Saturday, May 5, 2012

Mandy Reviews: Star Child and 13 More Twisted Tales by Frank G. Poe, Jr.

ISBN #: 978-0741473608
Page Count: 159
Copyright: February 2012
Publisher: Infinity Publishing

Book Summary:
(Taken from back cover)

Poe's stories aren't just good reads. They're thought provoking experiences. Poe's introduction, Beyond the Bright Light, as heard on radio is a must read for the curious. Discover what lies beyond and fourteen entertaining tales. Poe delivers another crop of twisted stories. Disturbing, weird and rich with dark humor, his tales examine our relationships, society, religion, and even politics with alternative histories and flat out science fiction. Hags, trolls, djinn, knights, bears, aliens, this book has everything. Readers sit back and enjoy the wild ride. It's easy to see why reviewers compare Frank to Stephen King and Edgar Allan Poe.

Mandy's Review:

First, I'm not sure that I would compare this author to Stephen King. Stephen King is such a huge horror icon. His proverbial writing shoes would take a huge writing master to fill. One thing I will say about Frank G. Poe, Jr.: He has a vivid imagination and an individuality to his writing.

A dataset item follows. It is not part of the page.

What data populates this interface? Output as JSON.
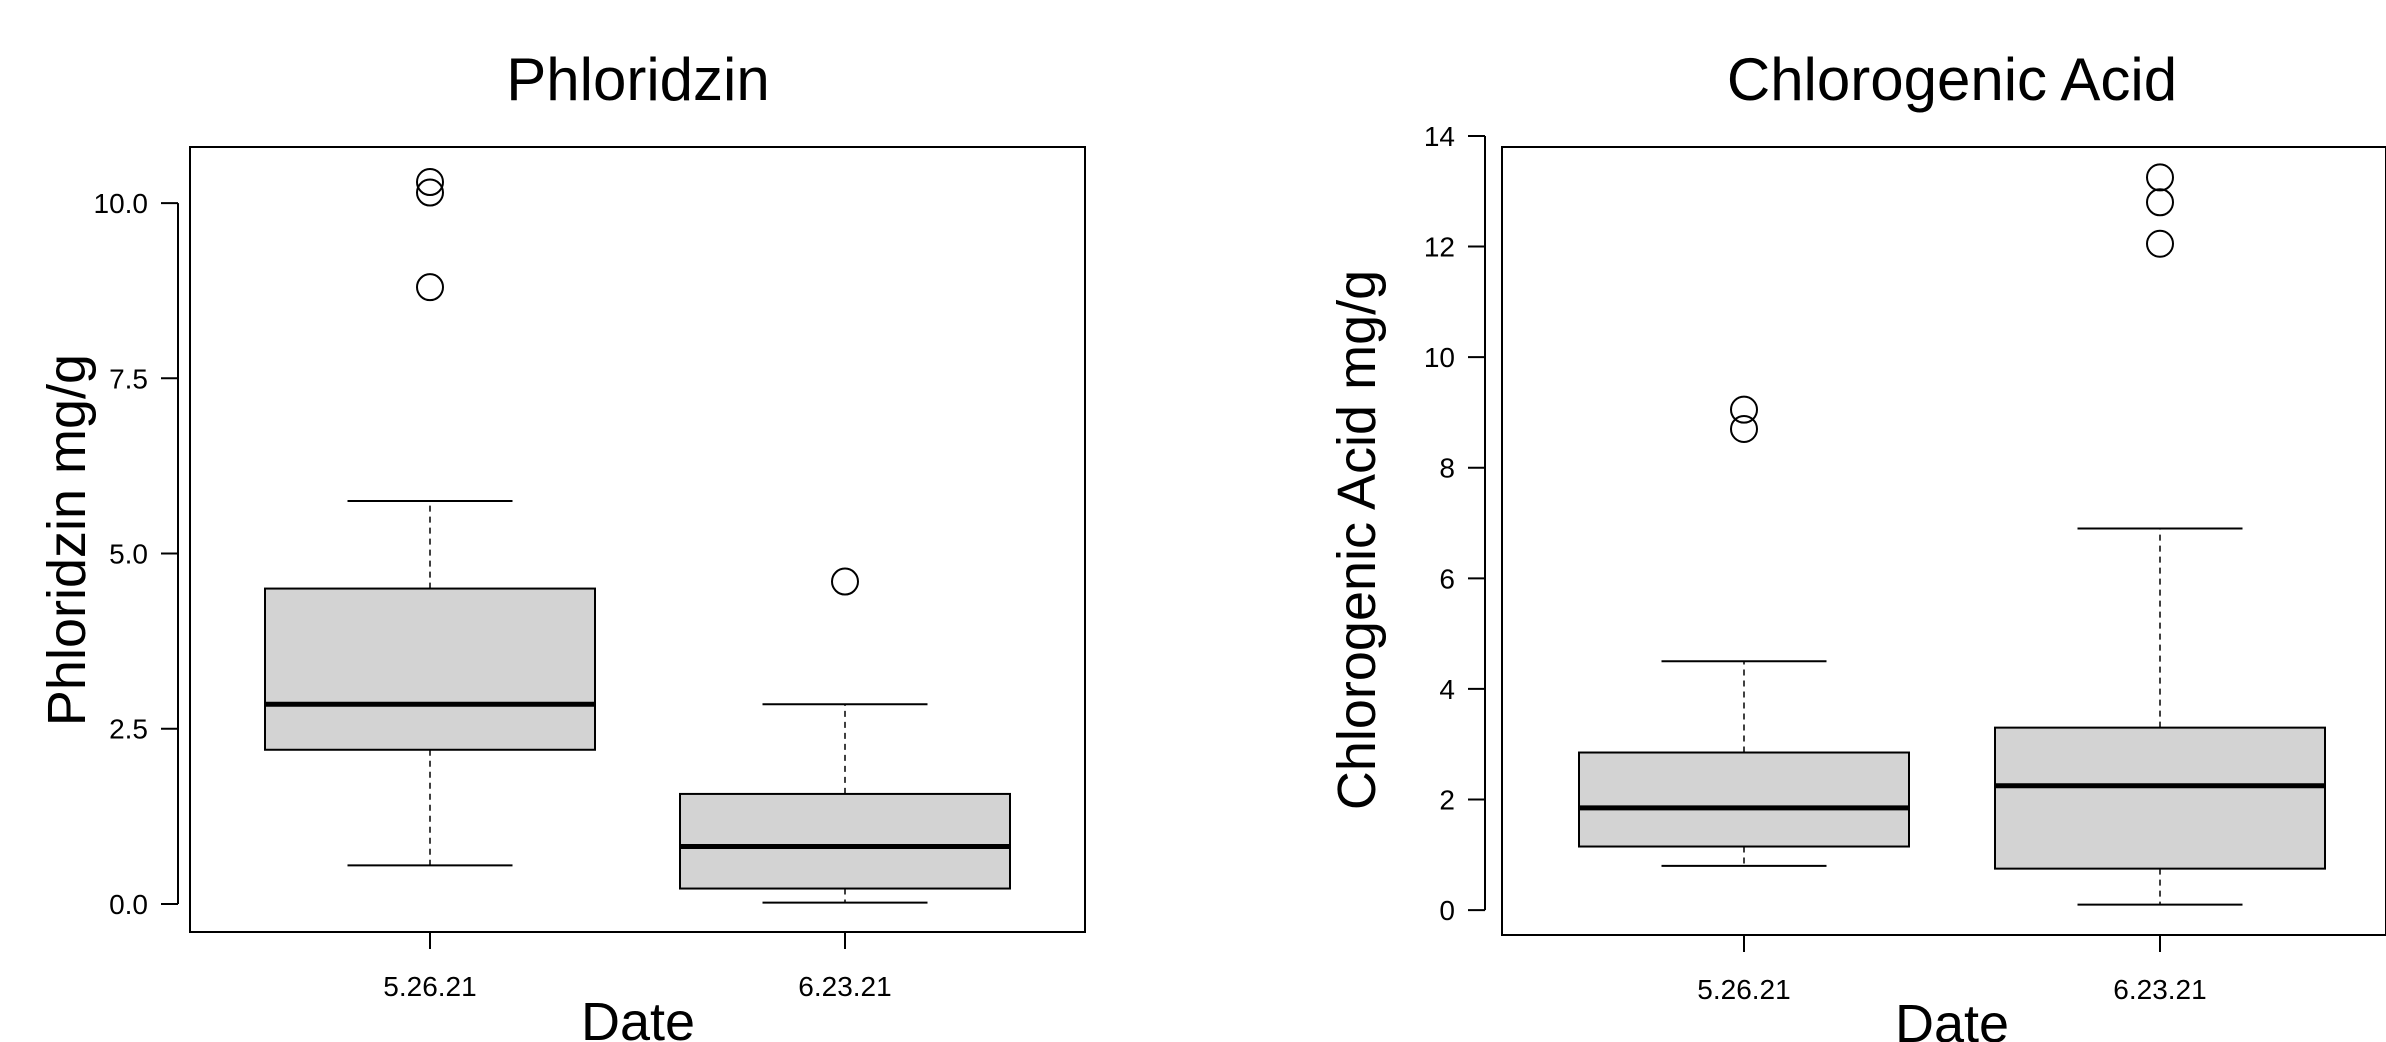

I must agree with my co-reviewer, Kathy. This book is in need of a serious editor. When "cacky" is used in place of "khaki" in reference to a pair of shorts, or when "carrots" is used in place of "carats" in reference to a diamond ring, it makes one wonder if an editor looked at this work. If there was an editor, then it's apparent the editor did not read the work closely.

Back to the review ...

Star Child and 13 More Twisted Tales is the second collection from this author that makes you want to say, "Hmmm ..." These tales are twisted, but not in an "Oh my gosh, that was so freakin' awesome," but more of a slightly off-center thought process.

Of the fourteen tales, I think Picture Perfect could have been left out. It doesn't really feel "twisted" in the way the other stories are. It's more of a "lesson learned" tale, yet it's probably my favorite of the bunch.

If you're looking to read a compilation of short stories that are reflective of a twisted viewpoint, then Star Child and 13 More Twisted Tales is for you.

*Paperback copy was received from the author in exchange for an honest review.

1 comment:

  1. Thanks for the review. Unfortunately, I think we have an editorial misunderstanding. Although cacky sounds like khaki (pun), it was not a mistake. cacky (ˈkækɪ) — adj 1. of or like excrement 2. dirty, worthless, or contemptible. The story was political. The tan, dirty shorts might have been a better description, but I liked the idea of pulling in the worthless view of the poor some people in society; however, if it distracted you from the point of the story it failed. It wouldn't be the first time someone didn't get my use of puns. Exchanging waste and waist ruffled some feathers, but I digress. As for carrots versus carats, the "carrots" mentioned is dialogue to fit the character. If I needed an editor to tell me the difference between carat and carrot then I wouldn't have used carat in another story, The Old Man and the Prostitute, correctly outside of quotation marks. Maybe my editor is better than you think or I'm a hard writer to edit?